# baking brownies



## tkellyvt (Mar 30, 2009)

I bake my brownies in an 18x13 pan and for whatever reason the sides also seem to rise up. So when I cut the brownies, the ones for the edges have a little ridge in them. Any advice as to how to bake them so they bake completely level?


----------



## ed buchanan (May 29, 2006)

On the edge of every pan their is metal, this conducts more heat then rest of pan therefore hotter. This applies to all pan edges therefore , try useing parchment paper to bake on and bring it up the sides of pan. This should work . In most commercial bakeries of quality we usually trim the edges with a serrated knife.:chef:


----------



## boar_d_laze (Feb 13, 2008)

There's no way. 

What's happening is the brownies rise when they bake and form a mound in the middle, filled with warm (expansive) air. When the air cools it contracts and the middle sinks. The edges won't sink as much, because (a) they're held to the side of the pan by stickiness, and (b) they've been toasted so they don't contract as much by virtue of being on the outside, and (c) from contact conduction with the sides of the pan (what Ed described). This leaves the top of the outside a little higher than the general level of brownie. That's the "ridge" you mentioned. 
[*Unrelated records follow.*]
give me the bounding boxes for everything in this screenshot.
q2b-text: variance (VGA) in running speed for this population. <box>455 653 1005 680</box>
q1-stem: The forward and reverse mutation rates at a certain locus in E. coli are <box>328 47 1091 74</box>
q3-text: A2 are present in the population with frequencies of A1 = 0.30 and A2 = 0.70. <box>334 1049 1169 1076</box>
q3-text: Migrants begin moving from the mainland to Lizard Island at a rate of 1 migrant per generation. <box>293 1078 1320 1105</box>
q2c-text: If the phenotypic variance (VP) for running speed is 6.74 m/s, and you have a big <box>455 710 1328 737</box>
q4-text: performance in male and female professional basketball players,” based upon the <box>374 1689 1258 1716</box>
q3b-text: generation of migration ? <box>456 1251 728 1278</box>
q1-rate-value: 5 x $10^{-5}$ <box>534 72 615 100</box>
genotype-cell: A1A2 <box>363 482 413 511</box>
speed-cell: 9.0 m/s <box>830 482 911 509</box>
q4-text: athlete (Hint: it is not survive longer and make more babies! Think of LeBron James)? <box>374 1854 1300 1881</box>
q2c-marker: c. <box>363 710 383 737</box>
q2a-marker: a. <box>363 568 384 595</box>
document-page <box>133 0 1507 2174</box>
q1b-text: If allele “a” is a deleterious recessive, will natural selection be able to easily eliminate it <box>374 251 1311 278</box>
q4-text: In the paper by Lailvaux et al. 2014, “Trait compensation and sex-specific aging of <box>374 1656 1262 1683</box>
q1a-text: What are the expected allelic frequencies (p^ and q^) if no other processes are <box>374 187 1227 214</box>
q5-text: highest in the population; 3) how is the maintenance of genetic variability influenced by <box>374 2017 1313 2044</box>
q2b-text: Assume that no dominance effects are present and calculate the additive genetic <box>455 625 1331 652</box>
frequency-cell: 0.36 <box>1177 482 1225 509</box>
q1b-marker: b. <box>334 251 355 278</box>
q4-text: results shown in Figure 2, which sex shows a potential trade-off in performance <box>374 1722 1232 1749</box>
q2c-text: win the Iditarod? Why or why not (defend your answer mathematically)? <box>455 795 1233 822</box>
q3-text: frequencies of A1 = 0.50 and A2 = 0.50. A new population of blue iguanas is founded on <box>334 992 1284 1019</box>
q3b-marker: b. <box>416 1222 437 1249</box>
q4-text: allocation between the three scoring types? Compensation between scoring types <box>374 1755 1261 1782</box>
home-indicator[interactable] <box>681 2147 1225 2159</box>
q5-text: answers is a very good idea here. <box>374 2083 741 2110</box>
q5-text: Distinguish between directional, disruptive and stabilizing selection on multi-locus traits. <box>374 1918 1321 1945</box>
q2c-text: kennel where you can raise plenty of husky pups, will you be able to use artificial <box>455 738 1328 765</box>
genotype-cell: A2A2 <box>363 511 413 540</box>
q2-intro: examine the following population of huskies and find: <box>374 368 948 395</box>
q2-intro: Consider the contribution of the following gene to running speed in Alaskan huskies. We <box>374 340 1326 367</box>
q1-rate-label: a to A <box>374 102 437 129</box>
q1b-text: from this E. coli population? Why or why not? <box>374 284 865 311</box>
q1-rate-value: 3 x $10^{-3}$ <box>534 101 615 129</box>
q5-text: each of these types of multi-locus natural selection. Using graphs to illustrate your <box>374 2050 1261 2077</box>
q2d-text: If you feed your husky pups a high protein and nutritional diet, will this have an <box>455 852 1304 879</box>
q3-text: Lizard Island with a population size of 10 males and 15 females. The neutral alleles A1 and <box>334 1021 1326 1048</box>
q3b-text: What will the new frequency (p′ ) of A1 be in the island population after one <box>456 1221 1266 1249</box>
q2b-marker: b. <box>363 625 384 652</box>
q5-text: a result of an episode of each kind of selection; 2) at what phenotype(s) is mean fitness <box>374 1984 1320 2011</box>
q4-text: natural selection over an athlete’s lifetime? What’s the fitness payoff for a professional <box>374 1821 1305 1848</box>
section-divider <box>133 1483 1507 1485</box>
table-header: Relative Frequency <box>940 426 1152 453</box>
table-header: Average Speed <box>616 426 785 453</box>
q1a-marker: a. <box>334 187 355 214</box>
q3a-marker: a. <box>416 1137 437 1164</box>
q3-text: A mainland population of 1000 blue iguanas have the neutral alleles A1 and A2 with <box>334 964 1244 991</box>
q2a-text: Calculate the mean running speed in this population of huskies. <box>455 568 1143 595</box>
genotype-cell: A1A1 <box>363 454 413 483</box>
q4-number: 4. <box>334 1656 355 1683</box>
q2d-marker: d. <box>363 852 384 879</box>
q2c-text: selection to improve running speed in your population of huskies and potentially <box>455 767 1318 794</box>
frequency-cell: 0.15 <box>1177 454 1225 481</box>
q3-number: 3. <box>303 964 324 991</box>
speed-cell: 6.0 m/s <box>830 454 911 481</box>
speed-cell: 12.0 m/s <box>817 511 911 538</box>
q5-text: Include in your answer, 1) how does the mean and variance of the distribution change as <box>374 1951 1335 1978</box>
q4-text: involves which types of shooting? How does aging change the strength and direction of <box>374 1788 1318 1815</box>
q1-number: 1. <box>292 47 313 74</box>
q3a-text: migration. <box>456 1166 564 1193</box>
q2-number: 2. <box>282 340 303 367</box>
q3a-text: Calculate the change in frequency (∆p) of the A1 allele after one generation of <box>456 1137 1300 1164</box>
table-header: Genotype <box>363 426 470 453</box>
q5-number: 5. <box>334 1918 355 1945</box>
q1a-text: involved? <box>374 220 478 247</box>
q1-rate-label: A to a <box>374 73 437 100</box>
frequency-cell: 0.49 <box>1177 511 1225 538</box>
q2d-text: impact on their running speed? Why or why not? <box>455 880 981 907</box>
You can trim the edges if you like, but they're chewy and wonderful. If you must trim, send them to me.

BDL


----------



## crazychef28 (Apr 13, 2009)

You can also use Bake-Even cake strips around your brownies. They help distribute the heat more evenly then baking without them, therefore depleting crusty edges!


----------



## tkellyvt (Mar 30, 2009)

I've never heard of such things. Do you know where you can buy them? Do they make them for sheet pans?


----------



## crazychef28 (Apr 13, 2009)

I got mine at Michaels. You can use them for whatever size/shape pan you would like, but you may have to buy more of them for the larger pans. You moisten them, run your finger down them to remove excess water, and then pin them together around your pan. Great investment!


----------



## stymie72 (Jul 22, 2009)

I don't like how brownie edges get harder than the rest of the pan. Fairly early in baking, as the edges start to firm up, I use a spatula to fold the edges into the center of the pan. I think this might help with the "rising" as well. I'm not a pro, but I love my brownies.


----------